Here's my reading on the P&L. The owners are insisting that the car wash business as a whole is dropping off. However, with the 3 year gross at 27k, 24k, 27k, the gross revenue is relatively constant. Utility costs and taxes have greatly increased with the owners failing to pass on to customers these increased costs. Basically, instead of functioning as a business, they're functioning as a pass through collection point for government and utilities.
The wash was constructed in 1990. The floor heat and water heater is natural gas with a electric wall heater to heat the equipment room. Unlike you guys out west with cheap electric from hydropower, our grid here is fossil and nuclear so gas is cheaper than electric. It's also listed as 200 amp single phase service instead of the 3 phase I was expecting.
So, we've established at the beginning that pricing is an issue. Assuming all else remains the same, taking the bays to 1.75 and the vacuums to 1, that's a roughly 40% increase which would give projected total gross at 35k with the only change being increasing pricing to current norms.
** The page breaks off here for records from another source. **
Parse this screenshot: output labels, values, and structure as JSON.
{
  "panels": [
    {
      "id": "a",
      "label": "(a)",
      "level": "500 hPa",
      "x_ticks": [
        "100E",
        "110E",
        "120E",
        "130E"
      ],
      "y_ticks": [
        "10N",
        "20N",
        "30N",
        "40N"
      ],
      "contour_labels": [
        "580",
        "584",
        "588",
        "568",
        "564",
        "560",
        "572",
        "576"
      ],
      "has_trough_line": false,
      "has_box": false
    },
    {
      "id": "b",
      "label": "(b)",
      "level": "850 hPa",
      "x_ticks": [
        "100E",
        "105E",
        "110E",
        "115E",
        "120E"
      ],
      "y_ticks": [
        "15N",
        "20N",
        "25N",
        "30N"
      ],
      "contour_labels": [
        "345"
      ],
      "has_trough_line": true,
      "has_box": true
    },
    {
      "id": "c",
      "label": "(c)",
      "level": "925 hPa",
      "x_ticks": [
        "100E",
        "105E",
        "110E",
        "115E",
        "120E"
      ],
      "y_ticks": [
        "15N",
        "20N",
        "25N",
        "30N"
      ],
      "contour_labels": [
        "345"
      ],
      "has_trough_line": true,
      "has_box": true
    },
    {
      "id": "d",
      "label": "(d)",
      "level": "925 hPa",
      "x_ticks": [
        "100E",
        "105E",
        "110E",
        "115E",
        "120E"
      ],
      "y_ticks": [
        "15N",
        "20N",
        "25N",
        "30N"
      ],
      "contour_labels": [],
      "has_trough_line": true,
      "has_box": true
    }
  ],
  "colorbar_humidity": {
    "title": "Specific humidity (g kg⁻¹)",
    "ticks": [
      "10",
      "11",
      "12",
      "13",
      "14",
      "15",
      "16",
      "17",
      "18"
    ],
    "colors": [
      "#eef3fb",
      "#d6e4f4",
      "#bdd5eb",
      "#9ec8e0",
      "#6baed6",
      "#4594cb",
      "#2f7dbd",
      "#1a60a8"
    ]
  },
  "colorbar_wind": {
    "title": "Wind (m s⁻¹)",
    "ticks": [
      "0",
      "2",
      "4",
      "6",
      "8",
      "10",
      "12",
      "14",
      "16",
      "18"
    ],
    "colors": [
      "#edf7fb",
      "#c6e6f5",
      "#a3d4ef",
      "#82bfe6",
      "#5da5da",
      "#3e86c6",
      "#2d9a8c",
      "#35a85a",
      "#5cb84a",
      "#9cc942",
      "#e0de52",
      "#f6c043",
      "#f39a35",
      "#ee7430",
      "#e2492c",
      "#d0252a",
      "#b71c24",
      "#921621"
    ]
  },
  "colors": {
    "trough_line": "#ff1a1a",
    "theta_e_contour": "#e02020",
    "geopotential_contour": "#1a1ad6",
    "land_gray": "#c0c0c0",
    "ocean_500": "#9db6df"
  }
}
The other issue is taxes. Pennsylvania has a concept of Keystone Opportunity Zones which encourage communities to attract businesses by giving exemptions on a number of taxes and fees. We have a new mayor and city council and with my work schedule recently changing to give me a Tuesday\Wednesday weekend, I'm able to make the council meetings and get involved. Our neighboring town has a designated KOZ that stops a few blocks from the border. If I get the town I'm in to get that extended through the main strip and a block in either direction to cover the property, it would be the best opportunity to keep revenue for the business instead of the government sucking it faster than a vacuum takes the change.
Then we come to dealing with utilities. I know there's a pretreatment permit on file which I imagine might just be for a oil/ water separator. I could try getting a sewer meter so I'm not paying for water not going to the sewer to begin with. The electric company does offer a rebate program to modernize commercial lighting, and I think replacing the equipment room heating to gas would drop costs as well. I also think that the weeping system could be improved to reduce wasting water, which depending on it's current setup could actual be running up every bill without taking anything in.
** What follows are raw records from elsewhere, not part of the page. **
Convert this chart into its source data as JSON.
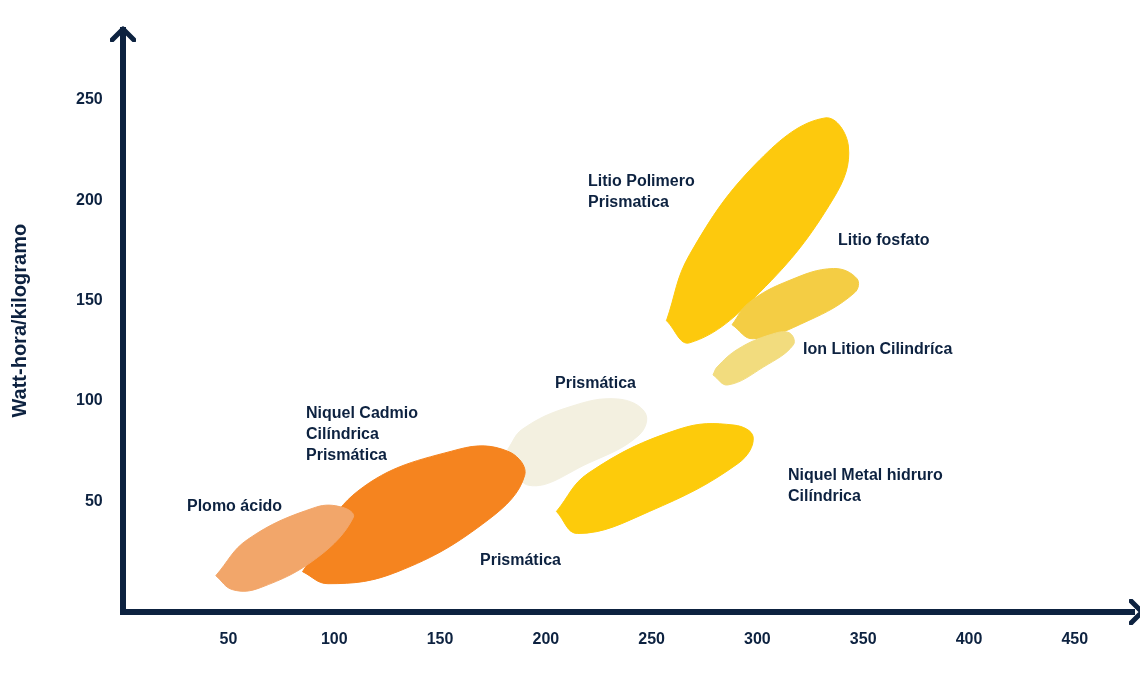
{
  "chart_data": {
    "type": "area",
    "ylabel": "Watt-hora/kilogramo",
    "xlim": [
      0,
      478
    ],
    "ylim": [
      -5,
      285
    ],
    "xticks": [
      50,
      100,
      150,
      200,
      250,
      300,
      350,
      400,
      450
    ],
    "yticks": [
      50,
      100,
      150,
      200,
      250
    ],
    "grid": false,
    "legend": false,
    "marker": "none",
    "series": [
      {
        "color": "#f3f0e0",
        "x": [
          182,
          192,
          220,
          244,
          247,
          234,
          211,
          189,
          182
        ],
        "values": [
          76,
          58,
          69,
          83,
          94,
          101,
          97,
          86,
          76
        ]
      },
      {
        "color": "#f5841f",
        "x": [
          85,
          97,
          130,
          173,
          190,
          182,
          159,
          111,
          85
        ],
        "values": [
          15,
          9,
          15,
          41,
          63,
          75,
          76,
          55,
          15
        ]
      },
      {
        "color": "#f2a66a",
        "x": [
          44,
          52,
          65,
          92,
          109,
          104,
          91,
          59,
          44
        ],
        "values": [
          13,
          6,
          7,
          22,
          42,
          47,
          47,
          31,
          13
        ]
      },
      {
        "color": "#fdcb0b",
        "x": [
          205,
          215,
          249,
          291,
          298,
          289,
          263,
          220,
          205
        ],
        "values": [
          45,
          34,
          45,
          69,
          82,
          88,
          86,
          64,
          45
        ]
      },
      {
        "color": "#fdc90d",
        "x": [
          257,
          268,
          301,
          336,
          343,
          332,
          301,
          268,
          257
        ],
        "values": [
          140,
          129,
          154,
          201,
          227,
          241,
          220,
          173,
          140
        ]
      },
      {
        "color": "#f4cd44",
        "x": [
          288,
          298,
          324,
          346,
          347,
          336,
          315,
          296,
          288
        ],
        "values": [
          138,
          131,
          140,
          154,
          161,
          166,
          160,
          149,
          138
        ]
      },
      {
        "color": "#f2dc7e",
        "x": [
          279,
          286,
          303,
          317,
          315,
          306,
          291,
          281,
          279
        ],
        "values": [
          113,
          108,
          117,
          128,
          134,
          133,
          126,
          117,
          113
        ]
      }
    ],
    "annotations": [
      "Litio Polimero\nPrismatica",
      "Litio fosfato",
      "Ion Lition Cilindríca",
      "Prismática",
      "Niquel Cadmio\nCilíndrica\nPrismática",
      "Plomo ácido",
      "Prismática",
      "Niquel Metal hidruro\nCilíndrica"
    ]
  }
}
Seeing the actual numbers and listening to the advice from you guys definitely gives me pause. I'm still questioning whether it's a dead wash vs underperforming and mismanaged. I definitely see a convenience factor to a count up Cryptopay system letting customers actually focus on getting a quality wash instead of rushing to beat the timer. As stated, I don't see a rush of buyers for this property. One of the big dollar stores backed out because the neighbor wouldn't sell them a piece to meet their land specs. I may not be opposed to working with the owner on learning the business if he'd be receptive to trying to get improvement instead of running stagnant.